Jorge Vilches

La República no fue una democracia

Pedro Sánchez es presidente de una monarquía parlamentaria que ha facilitado la vida a los españoles durante más de cuarenta años. A pesar de eso, ha reivindicado en el Congreso la Segunda República como «vínculo luminoso de nuestro mejor pasado». Fue todo lo contrario. Hoy solo puede ser ejemplo de lo que jamás deben promover unos dirigentes políticos, y de cómo se pierde un país. La idealización de la Segunda República, esconder sus errores o culpar solo a los golpistas del 36, ha llevado al resurgimiento de un republicanismo tan nefasto como el del siglo pasado.

Es muy difícil ser republicano sensato en España por dos razones al menos. La primera es que Felipe VI está cumpliendo a la perfección con sus funciones constitucionales, y con el ejemplo de su vida privada. Se hace difícil encontrar un parangón entre los monarcas de los últimos doscientos años. Sería una estupidez dar un giro republicano en España para dar contenido a un pobre programa electoral u ocultar la corrupción o la negligencia propia, y dilapidar así uno de los legados de la Transición: Felipe VI.

La segunda razón estriba en los políticos y partidos que defienden hoy la República. Son los socialistas radicales, podemitas, comunistas e independentistas, con discursos de enfrentamiento y ruptura, contrarios a la libertad y al pluralismo. En muchos casos son totalitarios que esconden su proyecto tras el recuerdo del régimen de 1931.

El alegato de la Segunda República supone una contradicción o una irresponsabilidad. No fue una democracia, solo el sueño de unos ingenieros sociales que metieron al país en una pesadilla.

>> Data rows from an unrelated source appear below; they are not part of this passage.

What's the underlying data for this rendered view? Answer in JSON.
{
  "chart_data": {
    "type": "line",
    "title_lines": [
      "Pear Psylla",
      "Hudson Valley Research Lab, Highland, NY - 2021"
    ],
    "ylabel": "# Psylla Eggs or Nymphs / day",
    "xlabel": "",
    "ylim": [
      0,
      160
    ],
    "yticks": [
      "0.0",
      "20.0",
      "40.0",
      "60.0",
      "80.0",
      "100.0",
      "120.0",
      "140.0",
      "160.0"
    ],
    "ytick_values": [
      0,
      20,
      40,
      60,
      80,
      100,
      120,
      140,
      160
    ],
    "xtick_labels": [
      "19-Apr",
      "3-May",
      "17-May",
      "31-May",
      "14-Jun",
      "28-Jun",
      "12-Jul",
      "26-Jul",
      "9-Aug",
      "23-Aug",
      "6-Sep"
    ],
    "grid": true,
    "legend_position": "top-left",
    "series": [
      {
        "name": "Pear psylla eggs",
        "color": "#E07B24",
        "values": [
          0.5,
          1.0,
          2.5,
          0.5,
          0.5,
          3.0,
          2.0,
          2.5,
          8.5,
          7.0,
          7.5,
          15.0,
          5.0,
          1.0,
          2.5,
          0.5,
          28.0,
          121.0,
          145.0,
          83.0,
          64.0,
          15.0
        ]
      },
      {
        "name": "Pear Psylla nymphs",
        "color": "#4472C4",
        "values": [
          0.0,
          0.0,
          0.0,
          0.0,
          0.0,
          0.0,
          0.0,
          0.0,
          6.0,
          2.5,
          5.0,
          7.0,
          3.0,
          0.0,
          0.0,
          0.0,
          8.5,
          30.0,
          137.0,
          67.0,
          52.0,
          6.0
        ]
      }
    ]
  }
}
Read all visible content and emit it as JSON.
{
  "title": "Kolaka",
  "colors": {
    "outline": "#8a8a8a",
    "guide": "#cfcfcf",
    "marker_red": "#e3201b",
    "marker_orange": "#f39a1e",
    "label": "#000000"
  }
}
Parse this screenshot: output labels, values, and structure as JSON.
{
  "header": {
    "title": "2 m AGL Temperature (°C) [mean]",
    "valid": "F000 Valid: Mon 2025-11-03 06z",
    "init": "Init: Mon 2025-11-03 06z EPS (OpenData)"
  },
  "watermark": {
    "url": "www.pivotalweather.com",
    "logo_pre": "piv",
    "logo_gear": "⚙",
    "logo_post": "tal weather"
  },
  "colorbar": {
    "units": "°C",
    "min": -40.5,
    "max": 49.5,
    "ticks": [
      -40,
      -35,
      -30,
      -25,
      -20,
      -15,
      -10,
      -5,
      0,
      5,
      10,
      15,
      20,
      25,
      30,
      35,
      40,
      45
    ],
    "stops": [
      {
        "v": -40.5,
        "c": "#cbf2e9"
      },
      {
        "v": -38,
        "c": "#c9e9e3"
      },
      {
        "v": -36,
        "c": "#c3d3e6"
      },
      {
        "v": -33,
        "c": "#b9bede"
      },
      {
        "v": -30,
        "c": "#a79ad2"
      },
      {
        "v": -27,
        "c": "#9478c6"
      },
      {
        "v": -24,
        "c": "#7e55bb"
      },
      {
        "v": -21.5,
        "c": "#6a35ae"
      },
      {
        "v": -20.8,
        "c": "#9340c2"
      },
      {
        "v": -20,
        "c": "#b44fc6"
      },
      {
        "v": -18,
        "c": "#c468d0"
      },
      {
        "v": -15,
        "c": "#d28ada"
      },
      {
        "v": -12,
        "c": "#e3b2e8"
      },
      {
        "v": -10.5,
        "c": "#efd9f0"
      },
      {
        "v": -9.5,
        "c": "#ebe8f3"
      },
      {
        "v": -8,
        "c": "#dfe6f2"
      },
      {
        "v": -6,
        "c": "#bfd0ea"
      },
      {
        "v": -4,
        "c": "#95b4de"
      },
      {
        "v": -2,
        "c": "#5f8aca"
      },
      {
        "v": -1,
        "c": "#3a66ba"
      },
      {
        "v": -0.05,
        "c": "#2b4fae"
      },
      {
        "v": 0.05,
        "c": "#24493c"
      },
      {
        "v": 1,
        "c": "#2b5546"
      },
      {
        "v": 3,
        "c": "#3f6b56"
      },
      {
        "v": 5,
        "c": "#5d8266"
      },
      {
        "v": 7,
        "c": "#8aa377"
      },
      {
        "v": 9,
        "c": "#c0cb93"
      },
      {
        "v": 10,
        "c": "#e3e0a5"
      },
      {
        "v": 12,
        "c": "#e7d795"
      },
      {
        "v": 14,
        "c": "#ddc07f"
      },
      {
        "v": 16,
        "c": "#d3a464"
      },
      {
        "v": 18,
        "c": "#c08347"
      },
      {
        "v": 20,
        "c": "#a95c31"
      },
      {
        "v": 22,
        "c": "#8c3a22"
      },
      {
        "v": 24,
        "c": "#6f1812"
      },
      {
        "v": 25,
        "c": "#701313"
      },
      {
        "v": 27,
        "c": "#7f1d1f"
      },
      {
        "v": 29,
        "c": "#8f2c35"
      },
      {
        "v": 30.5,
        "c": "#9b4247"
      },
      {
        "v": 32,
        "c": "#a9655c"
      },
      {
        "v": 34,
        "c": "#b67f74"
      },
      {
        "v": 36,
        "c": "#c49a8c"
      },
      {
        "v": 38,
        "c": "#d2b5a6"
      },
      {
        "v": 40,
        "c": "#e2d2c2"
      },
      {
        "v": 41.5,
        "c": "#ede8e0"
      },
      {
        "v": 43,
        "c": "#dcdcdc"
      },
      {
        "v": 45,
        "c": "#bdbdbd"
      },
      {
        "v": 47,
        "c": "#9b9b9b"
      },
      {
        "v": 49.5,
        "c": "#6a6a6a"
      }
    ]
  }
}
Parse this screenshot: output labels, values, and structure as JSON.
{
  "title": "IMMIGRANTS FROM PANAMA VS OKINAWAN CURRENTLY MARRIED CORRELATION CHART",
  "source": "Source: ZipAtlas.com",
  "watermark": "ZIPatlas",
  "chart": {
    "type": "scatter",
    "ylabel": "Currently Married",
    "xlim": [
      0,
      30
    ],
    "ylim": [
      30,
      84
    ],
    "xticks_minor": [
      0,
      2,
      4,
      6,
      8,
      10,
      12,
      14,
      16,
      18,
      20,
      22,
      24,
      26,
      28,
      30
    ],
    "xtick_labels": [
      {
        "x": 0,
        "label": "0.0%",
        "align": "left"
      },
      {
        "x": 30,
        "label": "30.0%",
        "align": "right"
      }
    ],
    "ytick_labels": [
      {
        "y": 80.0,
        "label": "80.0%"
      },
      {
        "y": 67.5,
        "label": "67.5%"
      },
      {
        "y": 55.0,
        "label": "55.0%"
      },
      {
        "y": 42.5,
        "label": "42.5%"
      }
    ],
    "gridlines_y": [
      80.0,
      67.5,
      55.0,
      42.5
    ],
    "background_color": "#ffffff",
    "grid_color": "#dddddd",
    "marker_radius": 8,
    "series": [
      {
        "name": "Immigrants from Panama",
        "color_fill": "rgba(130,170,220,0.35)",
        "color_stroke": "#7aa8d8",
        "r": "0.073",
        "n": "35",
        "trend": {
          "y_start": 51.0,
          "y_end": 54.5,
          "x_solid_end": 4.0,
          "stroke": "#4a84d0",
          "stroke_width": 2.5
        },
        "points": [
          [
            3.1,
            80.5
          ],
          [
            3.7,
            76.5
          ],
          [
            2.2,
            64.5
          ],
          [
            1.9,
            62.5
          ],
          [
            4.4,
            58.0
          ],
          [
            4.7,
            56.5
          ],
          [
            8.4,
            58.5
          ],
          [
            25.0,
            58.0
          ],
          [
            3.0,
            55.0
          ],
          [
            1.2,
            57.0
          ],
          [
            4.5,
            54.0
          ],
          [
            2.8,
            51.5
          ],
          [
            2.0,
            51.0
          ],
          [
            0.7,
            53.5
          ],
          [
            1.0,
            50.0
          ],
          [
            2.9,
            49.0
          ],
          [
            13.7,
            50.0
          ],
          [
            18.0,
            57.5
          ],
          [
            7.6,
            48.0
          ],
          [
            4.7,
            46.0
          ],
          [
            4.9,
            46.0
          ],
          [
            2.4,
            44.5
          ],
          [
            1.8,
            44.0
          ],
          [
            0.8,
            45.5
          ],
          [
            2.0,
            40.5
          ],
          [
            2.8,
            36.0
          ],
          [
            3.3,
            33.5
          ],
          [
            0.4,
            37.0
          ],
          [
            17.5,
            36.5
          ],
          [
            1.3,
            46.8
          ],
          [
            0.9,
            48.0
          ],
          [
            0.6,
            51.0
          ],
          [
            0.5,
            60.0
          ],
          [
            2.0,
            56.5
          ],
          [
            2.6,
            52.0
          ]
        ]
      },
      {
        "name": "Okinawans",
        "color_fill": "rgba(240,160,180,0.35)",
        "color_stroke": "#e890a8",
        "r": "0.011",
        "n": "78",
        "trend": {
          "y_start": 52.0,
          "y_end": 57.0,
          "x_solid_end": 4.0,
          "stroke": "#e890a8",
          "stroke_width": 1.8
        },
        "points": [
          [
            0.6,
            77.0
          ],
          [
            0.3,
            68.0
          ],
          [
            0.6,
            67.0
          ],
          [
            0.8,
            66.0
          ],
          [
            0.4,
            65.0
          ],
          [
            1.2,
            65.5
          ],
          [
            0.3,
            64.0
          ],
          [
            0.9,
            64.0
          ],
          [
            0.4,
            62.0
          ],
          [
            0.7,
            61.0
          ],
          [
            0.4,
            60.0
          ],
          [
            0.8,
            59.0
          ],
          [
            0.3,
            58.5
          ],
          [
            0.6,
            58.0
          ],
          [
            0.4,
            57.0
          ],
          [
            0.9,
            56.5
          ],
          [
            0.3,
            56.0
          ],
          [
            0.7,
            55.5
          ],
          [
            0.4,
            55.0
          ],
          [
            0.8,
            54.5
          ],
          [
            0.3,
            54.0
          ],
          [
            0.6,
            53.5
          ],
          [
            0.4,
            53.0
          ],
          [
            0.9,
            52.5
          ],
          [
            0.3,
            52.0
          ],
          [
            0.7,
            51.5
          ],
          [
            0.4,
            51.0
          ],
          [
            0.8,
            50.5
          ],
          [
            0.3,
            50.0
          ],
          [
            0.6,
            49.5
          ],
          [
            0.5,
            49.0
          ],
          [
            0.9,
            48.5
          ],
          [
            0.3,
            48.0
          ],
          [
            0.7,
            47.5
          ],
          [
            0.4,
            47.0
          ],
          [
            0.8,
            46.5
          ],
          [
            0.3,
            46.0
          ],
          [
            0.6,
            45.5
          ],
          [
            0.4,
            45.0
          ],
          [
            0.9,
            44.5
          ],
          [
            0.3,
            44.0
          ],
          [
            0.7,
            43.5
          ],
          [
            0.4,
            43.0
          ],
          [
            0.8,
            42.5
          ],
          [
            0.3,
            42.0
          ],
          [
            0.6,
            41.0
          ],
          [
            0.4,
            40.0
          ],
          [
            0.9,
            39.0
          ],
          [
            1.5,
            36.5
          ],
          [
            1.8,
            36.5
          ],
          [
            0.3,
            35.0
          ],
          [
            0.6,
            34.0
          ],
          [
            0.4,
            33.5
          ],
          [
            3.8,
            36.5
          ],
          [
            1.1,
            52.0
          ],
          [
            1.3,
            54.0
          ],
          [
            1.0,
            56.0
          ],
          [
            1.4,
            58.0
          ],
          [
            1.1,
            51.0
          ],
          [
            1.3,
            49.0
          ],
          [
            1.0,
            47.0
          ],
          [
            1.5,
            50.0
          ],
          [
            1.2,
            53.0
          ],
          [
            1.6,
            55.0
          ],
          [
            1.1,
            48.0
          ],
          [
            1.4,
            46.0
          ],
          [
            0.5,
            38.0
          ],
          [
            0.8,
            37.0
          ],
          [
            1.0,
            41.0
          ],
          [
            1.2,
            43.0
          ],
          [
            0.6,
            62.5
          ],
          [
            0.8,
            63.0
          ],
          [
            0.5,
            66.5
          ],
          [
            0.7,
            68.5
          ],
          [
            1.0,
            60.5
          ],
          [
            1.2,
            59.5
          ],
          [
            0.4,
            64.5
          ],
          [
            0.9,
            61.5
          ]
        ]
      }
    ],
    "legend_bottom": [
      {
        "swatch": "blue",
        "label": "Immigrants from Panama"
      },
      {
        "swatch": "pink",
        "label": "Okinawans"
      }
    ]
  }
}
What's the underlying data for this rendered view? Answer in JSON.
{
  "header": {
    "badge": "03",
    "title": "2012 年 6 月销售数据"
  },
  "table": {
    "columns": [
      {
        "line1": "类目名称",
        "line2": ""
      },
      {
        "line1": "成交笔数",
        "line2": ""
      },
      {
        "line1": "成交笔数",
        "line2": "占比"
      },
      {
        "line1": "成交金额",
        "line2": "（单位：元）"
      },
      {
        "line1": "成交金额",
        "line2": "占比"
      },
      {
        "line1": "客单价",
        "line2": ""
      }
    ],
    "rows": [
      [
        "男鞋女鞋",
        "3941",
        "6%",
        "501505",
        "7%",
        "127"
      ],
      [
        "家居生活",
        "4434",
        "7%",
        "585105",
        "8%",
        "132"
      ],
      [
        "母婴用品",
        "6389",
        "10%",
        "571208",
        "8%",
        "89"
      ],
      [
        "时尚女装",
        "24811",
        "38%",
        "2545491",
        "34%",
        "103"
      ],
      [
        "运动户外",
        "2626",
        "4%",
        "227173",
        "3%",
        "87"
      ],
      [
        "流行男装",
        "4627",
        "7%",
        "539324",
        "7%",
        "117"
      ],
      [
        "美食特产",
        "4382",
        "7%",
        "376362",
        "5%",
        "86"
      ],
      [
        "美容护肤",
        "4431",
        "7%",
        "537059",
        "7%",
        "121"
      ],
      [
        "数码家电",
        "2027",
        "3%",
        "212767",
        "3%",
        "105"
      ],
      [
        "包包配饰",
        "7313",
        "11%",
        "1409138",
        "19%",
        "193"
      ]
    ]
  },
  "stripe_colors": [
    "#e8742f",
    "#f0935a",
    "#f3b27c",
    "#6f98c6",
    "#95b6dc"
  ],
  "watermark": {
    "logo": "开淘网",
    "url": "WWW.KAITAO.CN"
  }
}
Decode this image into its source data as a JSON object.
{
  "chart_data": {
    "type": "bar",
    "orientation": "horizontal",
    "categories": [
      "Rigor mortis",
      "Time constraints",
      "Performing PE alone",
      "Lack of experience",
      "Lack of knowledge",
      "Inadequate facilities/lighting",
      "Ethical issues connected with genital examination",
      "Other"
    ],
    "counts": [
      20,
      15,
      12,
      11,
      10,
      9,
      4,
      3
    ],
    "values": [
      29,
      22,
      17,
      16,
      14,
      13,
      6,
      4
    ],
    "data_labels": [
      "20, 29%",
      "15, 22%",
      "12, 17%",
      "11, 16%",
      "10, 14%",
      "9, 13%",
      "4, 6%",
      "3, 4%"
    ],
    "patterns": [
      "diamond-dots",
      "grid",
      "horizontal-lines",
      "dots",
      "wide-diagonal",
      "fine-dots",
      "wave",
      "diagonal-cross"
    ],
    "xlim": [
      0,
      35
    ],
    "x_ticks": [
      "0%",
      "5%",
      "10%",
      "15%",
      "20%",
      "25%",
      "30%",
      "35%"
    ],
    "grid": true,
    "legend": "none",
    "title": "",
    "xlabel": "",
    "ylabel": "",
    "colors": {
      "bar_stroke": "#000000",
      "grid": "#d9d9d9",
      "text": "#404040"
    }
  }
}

No es de recibo democrático defender a políticos como Largo Caballero o Pasionaria, que despreciaron los derechos humanos, soñaban con una dictadura, instrumentalizaron la república, y predicaron la guerra civil. Es tan significativo como no desmarcarse de los golpes de 1934 o de 1936. La continuidad que estos republicanos que dan a la Segunda República y a la Guerra Civil es lógica: los miembros más poderosos del Frente Popular necesitaban el conflicto para imponer una dictadura que hiciera una revolución. No trataron de defender la República frente al golpe del 36, sino que compitieron por imponerse unos sobre otros. De ahí la guerra entre anarquistas, estalinistas, trotskistas y socialistas, que desembocó en miles de muertos en Cataluña, y el golpe de Casado y Besteiro contra Negrín en 1939.

La Segunda República supuso que un Gobierno Provisional que nadie había elegido impusiera una forma de Estado, con un Estatuto y una Ley de Defensa que permitió su arbitrariedad hasta 1933. Hubo cierre de periódicos, prohibición de los monárquicos, permisividad con el anticlericalismo, estados de alarma, sitio y guerra continuos hasta que en octubre de 1934 la izquierda se levantó contra el Gobierno de la República porque legalmente perdieron el poder.

No respetaron la esencia de una democracia plural, ni defendieron las costumbres públicas democráticas, sino el exclusivismo, la patrimonialización de la República y la justificación de la violencia. Largo Caballero dijo en «El Socialista» el 24 de septiembre de 1933: «¿No es mil veces preferible la violencia obrera al fascismo?». Por eso no sorprende que el 13 de julio de 1936 los socialistas asesinaran a José Calvo Sotelo, uno de los líderes de la oposición derechista. Si los golpistas de Franco no merecen respeto democrático, estos «republicanos» tampoco.

Un régimen se construye para asegurar la libertad de los ciudadanos. La República no lo hizo, ni lo haría una Tercera en manos de los que hoy la defienden. La monarquía parlamentaria de la Constitución de 1978 sí la garantiza, con altibajos en función del gobierno de turno. Un debate hoy sobre la forma de Estado es un error cuando está debilitado el sistema de partidos, los totalitarios en el Gobierno, y los nacionalistas han desatado el independentismo esperando revolver el río para pescar.